LE STORIE DEL NOSTRO TEMPO – parte 5 e ultima
Apparentemente rimane, per ora, di scrivere intorno al punto 5, e cioè la “sostituzione” di Domenico Arcuri al ruolo di “Commissario straordinario emergenza Covid”. In realtà, questa operazione era nell’aria da qualche settimana. Con l’avvio del nuovo Governo, Arcuri era rimasto silente ed aveva lasciato spazio ad altre figure. Pesavano su di lui molte critiche, ed in modo particolare il cumulo di responsabilità che gli erano state assegnate: indubbiamente uno degli aspetti per conto mio meno comprensibili del Governo precedente. Nondimeno la scelta dell’attuale Presidente del Consiglio, Mario Draghi, contiene degli aspetti che dovrebbero preoccupare al di là delle ideali divisioni tra bellicisti e pacifisti: affidare l’incarico ad un esponente di primo livello del mondo militare come il Generale Figliuolo mette in evidenza il livello di degrado degli apparati civili, considerati inadeguati a seguire efficacemente il decorso della pandemia.E’ una vera e propria resa incondizionata, una dichiarazione di impotenza da parte dello Stato anche se in un “tempo” di alta ed urgente drammatica emergenza. La gestione Arcuri forse ha peccato di superbia ma la responsabilità più alta risiede nell’assenza di un controllo adeguato da parte del Governo. Il generale Figliuolo si presenta ad ogni buon conto con un ottimo curriculum, soprattutto quello più recente, che fa riferimento alla gestione logistica dell’emergenza Covid nella prima fase pandemica (era sotto la sua guida la gestione di quelle lunghe meste file di camion militari che un anno fa aiutavano a smaltire le salme a Bergamo). Pur tuttavia a me ha fatto impressione vederlo nel suo esordio seduto al tavolo del Coordinamento con la sua divisa militare con nastrini e distintivi vari. L’ho considerata una forma di scarso rispetto per il ruolo “nuovo” che sta svolgendo, di tipo esclusivamente “civile”: basta una giacca ed una cravatta; non occorre altro.

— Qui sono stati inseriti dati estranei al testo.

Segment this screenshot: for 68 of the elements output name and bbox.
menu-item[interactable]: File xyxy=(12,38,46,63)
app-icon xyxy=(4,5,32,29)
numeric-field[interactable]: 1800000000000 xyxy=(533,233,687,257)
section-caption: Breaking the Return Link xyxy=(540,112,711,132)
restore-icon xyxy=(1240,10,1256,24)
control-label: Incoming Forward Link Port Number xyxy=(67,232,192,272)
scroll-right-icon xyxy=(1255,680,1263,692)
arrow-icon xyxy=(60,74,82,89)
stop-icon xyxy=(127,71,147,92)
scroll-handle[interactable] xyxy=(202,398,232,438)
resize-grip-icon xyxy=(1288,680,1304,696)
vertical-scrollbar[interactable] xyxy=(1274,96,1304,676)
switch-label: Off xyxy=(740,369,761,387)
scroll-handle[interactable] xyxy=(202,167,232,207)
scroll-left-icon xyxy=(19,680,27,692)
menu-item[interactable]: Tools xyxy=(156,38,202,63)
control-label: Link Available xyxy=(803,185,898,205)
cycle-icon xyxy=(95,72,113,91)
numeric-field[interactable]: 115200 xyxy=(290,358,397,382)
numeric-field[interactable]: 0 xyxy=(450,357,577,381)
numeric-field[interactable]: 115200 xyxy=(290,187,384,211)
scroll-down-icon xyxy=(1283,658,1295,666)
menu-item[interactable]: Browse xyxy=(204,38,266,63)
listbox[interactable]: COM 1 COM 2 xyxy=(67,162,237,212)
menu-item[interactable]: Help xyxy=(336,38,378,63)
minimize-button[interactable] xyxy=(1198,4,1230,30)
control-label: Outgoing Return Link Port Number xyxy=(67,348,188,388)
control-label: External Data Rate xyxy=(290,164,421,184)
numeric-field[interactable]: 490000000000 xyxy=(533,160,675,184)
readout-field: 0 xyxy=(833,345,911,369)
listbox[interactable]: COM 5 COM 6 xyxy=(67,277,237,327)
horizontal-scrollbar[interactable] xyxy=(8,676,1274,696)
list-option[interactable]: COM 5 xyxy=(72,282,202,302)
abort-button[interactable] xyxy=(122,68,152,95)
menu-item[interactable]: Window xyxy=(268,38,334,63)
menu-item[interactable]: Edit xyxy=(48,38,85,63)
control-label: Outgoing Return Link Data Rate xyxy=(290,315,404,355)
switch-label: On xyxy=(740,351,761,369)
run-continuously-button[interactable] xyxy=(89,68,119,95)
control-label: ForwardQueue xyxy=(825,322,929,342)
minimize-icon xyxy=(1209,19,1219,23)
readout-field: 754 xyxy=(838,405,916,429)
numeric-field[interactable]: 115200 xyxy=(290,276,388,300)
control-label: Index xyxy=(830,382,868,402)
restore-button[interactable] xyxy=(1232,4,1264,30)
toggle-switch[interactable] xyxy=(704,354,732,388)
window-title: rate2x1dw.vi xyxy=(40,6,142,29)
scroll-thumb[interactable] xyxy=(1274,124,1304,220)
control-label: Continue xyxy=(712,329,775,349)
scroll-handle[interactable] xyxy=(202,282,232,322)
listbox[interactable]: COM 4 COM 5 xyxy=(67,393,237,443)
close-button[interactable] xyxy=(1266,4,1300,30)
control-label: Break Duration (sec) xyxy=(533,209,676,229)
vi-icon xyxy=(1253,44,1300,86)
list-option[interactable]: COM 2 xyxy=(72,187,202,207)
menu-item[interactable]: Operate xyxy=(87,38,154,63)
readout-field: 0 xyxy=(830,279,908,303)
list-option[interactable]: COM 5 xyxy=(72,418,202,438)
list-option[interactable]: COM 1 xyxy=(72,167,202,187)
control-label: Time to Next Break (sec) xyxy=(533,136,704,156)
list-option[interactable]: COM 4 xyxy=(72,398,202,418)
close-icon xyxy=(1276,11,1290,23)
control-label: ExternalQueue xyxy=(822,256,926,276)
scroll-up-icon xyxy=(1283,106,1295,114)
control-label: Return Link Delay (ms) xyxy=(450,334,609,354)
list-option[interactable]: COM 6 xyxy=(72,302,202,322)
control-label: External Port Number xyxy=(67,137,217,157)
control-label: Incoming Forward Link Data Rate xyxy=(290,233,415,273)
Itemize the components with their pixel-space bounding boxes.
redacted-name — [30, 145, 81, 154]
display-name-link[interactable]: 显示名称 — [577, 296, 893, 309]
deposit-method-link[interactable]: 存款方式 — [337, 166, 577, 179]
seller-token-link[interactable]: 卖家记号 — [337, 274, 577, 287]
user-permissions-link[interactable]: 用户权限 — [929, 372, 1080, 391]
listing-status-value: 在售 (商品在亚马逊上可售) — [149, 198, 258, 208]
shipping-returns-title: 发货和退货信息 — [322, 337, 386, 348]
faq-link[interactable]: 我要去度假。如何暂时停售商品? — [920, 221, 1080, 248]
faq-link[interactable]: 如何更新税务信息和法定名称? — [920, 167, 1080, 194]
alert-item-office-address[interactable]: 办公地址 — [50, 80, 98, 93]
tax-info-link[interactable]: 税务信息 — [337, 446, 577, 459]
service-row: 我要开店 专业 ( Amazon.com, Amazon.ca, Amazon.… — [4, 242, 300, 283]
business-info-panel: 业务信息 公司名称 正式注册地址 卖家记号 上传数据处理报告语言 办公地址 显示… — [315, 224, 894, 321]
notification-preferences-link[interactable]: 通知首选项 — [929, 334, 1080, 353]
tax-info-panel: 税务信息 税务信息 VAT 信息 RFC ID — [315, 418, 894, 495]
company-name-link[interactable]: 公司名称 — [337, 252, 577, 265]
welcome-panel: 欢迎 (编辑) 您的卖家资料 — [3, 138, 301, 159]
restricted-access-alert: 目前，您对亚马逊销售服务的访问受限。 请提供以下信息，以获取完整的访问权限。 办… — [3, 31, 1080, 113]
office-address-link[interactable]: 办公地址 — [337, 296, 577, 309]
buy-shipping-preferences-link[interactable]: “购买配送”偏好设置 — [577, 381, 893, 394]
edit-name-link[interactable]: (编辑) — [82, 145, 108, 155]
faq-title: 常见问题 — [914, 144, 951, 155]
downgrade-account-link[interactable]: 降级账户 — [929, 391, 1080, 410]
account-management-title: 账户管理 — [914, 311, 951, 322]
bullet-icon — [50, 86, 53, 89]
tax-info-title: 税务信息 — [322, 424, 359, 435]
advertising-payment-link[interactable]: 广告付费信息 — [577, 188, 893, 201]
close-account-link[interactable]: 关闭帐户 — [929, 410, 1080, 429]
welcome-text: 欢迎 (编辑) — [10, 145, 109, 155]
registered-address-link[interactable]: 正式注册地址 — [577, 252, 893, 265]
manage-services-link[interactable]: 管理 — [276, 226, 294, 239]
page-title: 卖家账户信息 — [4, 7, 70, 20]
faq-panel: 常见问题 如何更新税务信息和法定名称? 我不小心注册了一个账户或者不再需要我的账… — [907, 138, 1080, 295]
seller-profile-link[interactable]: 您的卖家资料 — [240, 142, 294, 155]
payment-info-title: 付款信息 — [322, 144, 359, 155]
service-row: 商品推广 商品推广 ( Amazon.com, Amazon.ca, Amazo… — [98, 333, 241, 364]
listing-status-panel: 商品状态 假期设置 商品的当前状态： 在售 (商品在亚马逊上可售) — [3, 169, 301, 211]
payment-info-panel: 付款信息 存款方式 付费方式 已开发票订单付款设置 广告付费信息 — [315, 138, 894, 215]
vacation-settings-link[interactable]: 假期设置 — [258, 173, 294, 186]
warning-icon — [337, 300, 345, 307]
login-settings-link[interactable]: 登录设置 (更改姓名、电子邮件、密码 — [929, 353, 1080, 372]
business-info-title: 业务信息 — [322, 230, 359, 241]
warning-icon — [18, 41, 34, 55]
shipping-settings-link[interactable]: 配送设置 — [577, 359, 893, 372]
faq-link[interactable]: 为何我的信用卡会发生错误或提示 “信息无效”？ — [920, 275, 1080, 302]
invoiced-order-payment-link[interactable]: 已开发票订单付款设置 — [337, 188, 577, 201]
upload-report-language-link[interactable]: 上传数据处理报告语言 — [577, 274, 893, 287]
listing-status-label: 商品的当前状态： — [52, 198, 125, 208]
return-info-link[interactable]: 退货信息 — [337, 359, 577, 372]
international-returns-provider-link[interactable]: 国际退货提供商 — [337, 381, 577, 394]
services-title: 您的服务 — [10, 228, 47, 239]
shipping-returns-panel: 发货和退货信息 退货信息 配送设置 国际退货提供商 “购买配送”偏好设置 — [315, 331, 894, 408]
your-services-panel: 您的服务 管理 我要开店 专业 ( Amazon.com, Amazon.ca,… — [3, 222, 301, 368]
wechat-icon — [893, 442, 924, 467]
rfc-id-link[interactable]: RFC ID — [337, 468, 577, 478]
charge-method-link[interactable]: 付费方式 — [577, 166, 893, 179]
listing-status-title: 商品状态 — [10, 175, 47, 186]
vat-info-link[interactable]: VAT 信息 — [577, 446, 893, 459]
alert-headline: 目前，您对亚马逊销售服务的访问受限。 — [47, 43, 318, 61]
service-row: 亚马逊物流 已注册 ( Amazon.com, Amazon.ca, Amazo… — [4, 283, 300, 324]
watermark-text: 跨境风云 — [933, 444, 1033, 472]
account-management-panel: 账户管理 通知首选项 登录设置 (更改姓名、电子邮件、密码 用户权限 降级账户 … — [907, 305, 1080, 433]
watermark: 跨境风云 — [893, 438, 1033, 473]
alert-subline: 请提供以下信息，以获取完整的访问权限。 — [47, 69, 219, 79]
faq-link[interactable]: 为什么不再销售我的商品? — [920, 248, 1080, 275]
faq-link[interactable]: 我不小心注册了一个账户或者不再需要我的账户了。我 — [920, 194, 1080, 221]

Difficile concludere, mentre il quadro si evolve aggiungendo temi su temi. Ritorno per quest’ultimo motivo alla questione PD e alla sua crisi, di fronte alle dimissioni di Nicola Zingaretti, irrevocabili.

Ne ho parlato con alcuni miei interlocutori. Considero la scelta del Segretario PD come una vera propria provocazione: per me l’appello sottinteso è ai “suoi” non a coloro che sono di fatto i suoi “interni” avversari. Zingaretti chiede – è un mantra molto diffuso in Politica in questo periodo – “un cambio di passo” e probabilmente anche una “nuova” iniziativa politica. Semmai anche una iniziativa altrettanto provocatoria, come la occupazione degli spazi associativi. In ciò sono stato preceduto dalle “Sardine”, anche se mi sono subito chiesto “a che titolo lo avrebbero fatto”. Su di loro ho sospetti che non sono mai stati fugati: cosa fanno nella vita? Chi li “sostenta”? come mai spuntano così all’improvviso senza essersi mai fatti sentire in questo tempo nel quale avremmo avuto bisogno “anche” del loro contributo?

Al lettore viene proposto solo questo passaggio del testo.